In 1997 I was a junior at the University of Puerto Rico in Mayagüez, and I was finally coming to accept my sexual orientation. As someone who grew up in a Baptist church, I could not imagine my life without a faith community. However, accepting my sexual orientation meant that there was no more room for me within the Baptist congregation in which I grew up. Although my childhood church was not proclaiming the same message of hatred as the recently deceased Baptist minister did, the truth was that there was not a message of inclusion either. The message of a God who rejected people with diverse sexual orientations was well ingrained in the overall message of my congregation.

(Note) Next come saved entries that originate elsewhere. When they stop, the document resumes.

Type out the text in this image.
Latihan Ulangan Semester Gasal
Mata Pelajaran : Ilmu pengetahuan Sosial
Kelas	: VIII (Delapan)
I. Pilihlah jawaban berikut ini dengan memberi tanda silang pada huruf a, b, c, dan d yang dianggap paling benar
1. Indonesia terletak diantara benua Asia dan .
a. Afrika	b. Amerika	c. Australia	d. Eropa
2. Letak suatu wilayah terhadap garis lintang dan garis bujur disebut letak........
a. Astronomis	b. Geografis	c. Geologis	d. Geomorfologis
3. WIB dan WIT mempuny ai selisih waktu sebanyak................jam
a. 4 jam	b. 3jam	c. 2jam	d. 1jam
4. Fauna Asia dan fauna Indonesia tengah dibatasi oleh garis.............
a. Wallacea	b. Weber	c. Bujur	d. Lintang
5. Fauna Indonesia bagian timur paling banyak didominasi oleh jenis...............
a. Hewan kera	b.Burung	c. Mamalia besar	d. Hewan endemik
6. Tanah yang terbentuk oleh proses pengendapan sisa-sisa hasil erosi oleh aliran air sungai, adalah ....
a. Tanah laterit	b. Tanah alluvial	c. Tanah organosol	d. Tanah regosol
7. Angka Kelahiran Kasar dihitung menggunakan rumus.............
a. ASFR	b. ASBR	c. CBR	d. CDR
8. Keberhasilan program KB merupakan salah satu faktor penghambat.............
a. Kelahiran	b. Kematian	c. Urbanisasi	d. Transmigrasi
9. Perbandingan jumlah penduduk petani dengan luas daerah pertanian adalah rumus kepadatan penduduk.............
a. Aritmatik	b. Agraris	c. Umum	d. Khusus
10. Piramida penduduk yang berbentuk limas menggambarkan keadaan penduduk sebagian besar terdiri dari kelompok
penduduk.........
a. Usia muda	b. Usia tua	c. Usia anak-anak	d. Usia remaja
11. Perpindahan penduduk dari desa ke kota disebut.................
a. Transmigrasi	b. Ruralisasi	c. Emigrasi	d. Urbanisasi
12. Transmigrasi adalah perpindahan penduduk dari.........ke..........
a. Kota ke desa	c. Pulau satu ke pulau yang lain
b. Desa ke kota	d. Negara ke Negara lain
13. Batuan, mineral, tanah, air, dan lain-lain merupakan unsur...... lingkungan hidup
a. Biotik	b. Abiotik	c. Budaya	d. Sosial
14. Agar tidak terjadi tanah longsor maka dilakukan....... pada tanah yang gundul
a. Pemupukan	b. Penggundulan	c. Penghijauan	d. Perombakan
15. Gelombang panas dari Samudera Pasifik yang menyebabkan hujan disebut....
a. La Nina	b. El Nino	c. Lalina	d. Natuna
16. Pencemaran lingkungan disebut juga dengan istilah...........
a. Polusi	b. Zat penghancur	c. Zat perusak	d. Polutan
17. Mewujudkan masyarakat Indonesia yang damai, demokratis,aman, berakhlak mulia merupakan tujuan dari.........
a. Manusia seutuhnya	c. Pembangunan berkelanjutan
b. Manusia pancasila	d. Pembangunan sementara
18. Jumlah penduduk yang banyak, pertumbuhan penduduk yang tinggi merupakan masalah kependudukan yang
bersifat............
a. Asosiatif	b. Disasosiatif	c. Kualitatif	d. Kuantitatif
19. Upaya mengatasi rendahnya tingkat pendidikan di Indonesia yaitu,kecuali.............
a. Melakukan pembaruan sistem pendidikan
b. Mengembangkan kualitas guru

This message of exclusion was so strong that many times I wanted to just disappear from this earth. I thought that I could just solve my problems by erasing myself from the picture. Several times I thought of ending my life, since there was no way that I could find comfort in the arms of a God who hated LGBTQI individuals.
It was at that moment, in 1997 during my junior year at the UPR-Mayagüez that I went to the library and started searching for answers. I clearly remember sitting in front of the computer and typing the words “gay” and “Christian” and “Baptist”. I had no idea of the surprise that awaited me! The first page that showed up on the search engine was that of the Association of Welcoming & Affirming Baptists.
Finding this organization helped me realized that I was not alone. I read the list of churches on that page and realized that, even though these churches were thousands of miles away from me – one of the earliest supporters of AWAB is the Church of Covenant in Palmer, Alaska, which is a few thousand miles away from Puerto Rico – there were people like me out there. Oh, what a joy! There were other gay Baptists out there! Not only that, but the page had their logo published, which at the time was the official logo of my denomination, the American Baptist Churches, USA, with the colors of the rainbow. I was so happy that I printed the logo and pasted it on my Bible. I have had that Bible with this logo for all these years… as a reminder of how AWAB saved my life and showed me that it is possible to be gay and Baptist.
This is my story. This is why today, instead of publishing the name of a Baptist minister who spent his life hating, I prefer to make public the name of the Baptist organization that helped me overcome my pain. I am glad that AWAB exists. I am glad that so many Baptist ministers have spoken out in favor of LGBTQI individuals, and that they have worked hard to include us the many Baptist communities of faith that joyfully welcome, affirm and celebrate the diversity of God’s creation!